Il fenomeno delle specie “aliene” nel Mediterraneo è noto ed è in atto da tempo. Si tratta di animali e vegetali prima non presenti nel bacino e successivamente introdotte per cause attribuibili all’agire umano.

A partire dalle navi in ingresso da Gibilterra o da Suez, la cui gestione delle acque di sentina e le incrostazioni presenti sullo scafo fungono da vettori improvvisati di specie provenienti da altri mari, che finiscono per insediarsi con profitto nei nostri. Allo stesso modo accade per esemplari liberati in mare o nei fiumi per svariati motivi, non ultimo quello costituito dai maldestri tentativi di inserimento a scopo commerciale o ricreativo.

Si stima che, tra Mediterraneo e Mar Nero, vi sia un migliaio di specie aliene o “alloctone”, ovvero non tipiche e provenienti da oltre Mediterraneo. Ma quella di cui maggiormente si parla oggigiorno è il granchio blu, vero dominatore degli ambienti costieri salati e salmastri.

 

granchio reale blu

 

Due le specie registrate: Callinectes sapidus (granchio reale blu o granchio azzurro) e Portunus segnis (granchio nuotatore blu), che stanno diffusamente colonizzando i mari italiani (la prima segnalazione di granchio blu in Italia risale al 1949), dall’alto Adriatico fino alla coste sarde. Originarie rispettivamente delle coste atlantiche del Nord America e di quelle africane dell’Oceano Indiano, la loro principale fonte di nutrimento è costituita da molluschi bivalvi, come mitili e vongole, di cui sono insaziabili predatori. Ma non disdegnano pesci e crostacei, compresi i propri simili. In pratica, sono onnivori e il problema si pone per il “vuoto biologico” che esercitano nell’habitat in cui vivono.

Le dimensioni (sono stati pescati in Italia esemplari superiori al chilogrammo, come nella laguna del Calich ad Alghero, utilizzando pollo come esca), la forza delle possenti chele (in grado di tagliare anche le maglie delle reti), la voracità, la capacità riproduttiva (una femmina può deporre oltre 2 milioni di uova) e pochi predatori naturali, ne fanno una specie decisamente invasiva e deleteria per gli equilibri biologici delle zone in cui si sono insediati.
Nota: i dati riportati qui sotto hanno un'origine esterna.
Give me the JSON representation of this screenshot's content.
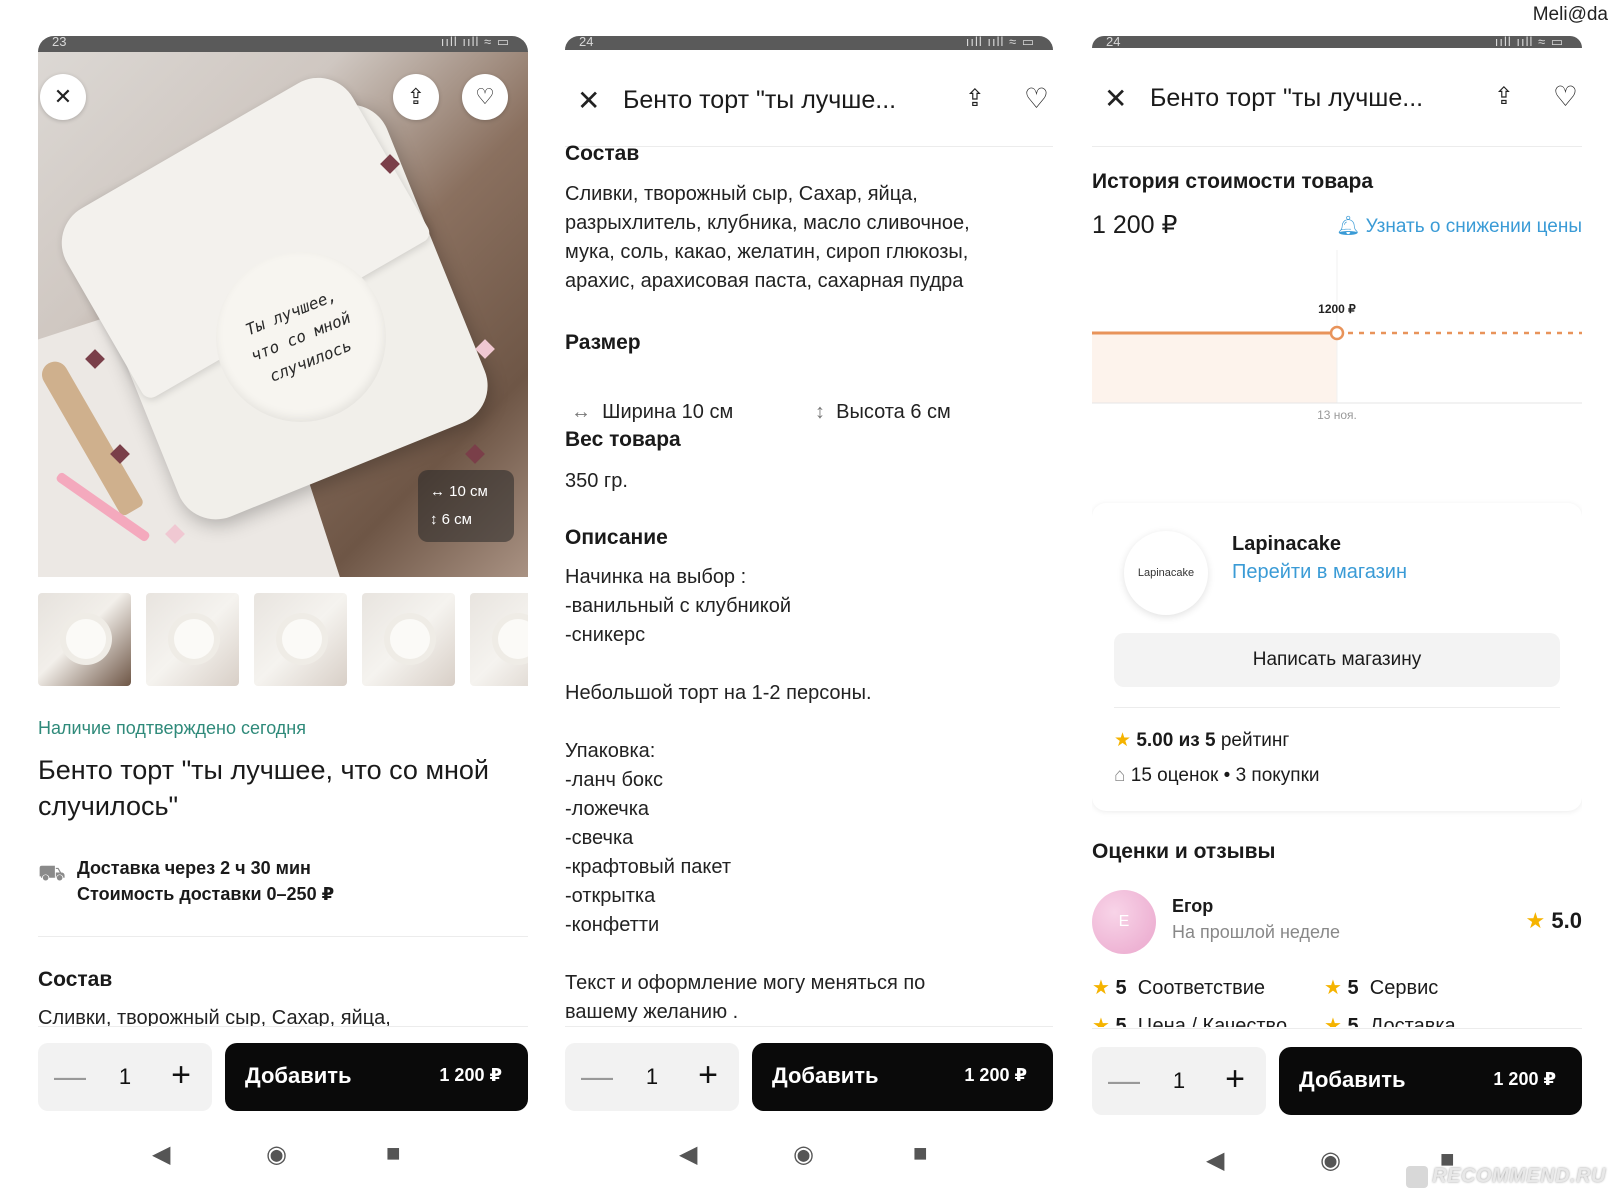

Un problema crescente è quello riscontrato dai pescatori lagunari e dagli allevatori di bivalvi, di cui i granchi si nutrono, che hanno denunciato gravi danni alle proprie attività chiedendo quantomeno rimborsi per il danno subito. Ad agosto, il Governo italiano ha stanziato quasi 3 milioni di euro per incentivare chi si occupa di catturare e smaltire i granchi e il Ministero dell’Agricoltura ha poi messo sul piatto altri 10 milioni di euro, oltre alla possibilità di pescarlo a strascico entro le 3 miglia dalla costa, in deroga alle norme.

 

granchio reale blu

 

L’altra soluzione è catturare in massa i granchi per mangiarli, essendo specie commestibile e per molti ottima da cucinare. Non a caso, è già entrato nel menu di molti ristoranti, con tanto
di pizza dedicata. È possibile trovarlo nelle pescherie e nei market, con brand della grande distribuzione organizzata che ne propongono l’acquisto rimarcandone il consumo sostenibile e rispettoso dell’ambiente. Un fenomeno nascente, questo, che pare seguire i trend inflativi, visto che i prezzi di vendita, dagli iniziali 3-5 euro al chilo, si sono triplicati. Ma l’invasione di granchi alieni sembra non avere fine. Recentemente, in Adriatico (coste di Senigallia), è stata segnalata un’altra specie di granchio non mediterranea.

Si tratta del cosiddetto granchio crocifisso (Charybdis feriata), originario dell’indopaficico e probabilmente, come accaduto per gli altri, introdotto accidentalmente da navi di passaggio. Le minacce costituite dalla presenza di queste specie possono riguardare anche altri aspetti, che vanno valutati.

Come ha ricordato Giovanni Di Guardo, già professore di Patologia generale e Fisiopatologia veterinaria all’Università di Teramo, “la presenza di una o più specie aliene, oltre a caratterizzarsi per l’impatto esercitato sulle catene trofiche di una determinata area geografica, può altresì associarsi all’ingresso di agenti patogeni potenzialmente costituenti un’ulteriore minaccia per il già precario stato di salute e di conservazione degli ecosistemi marini ed oceanici”.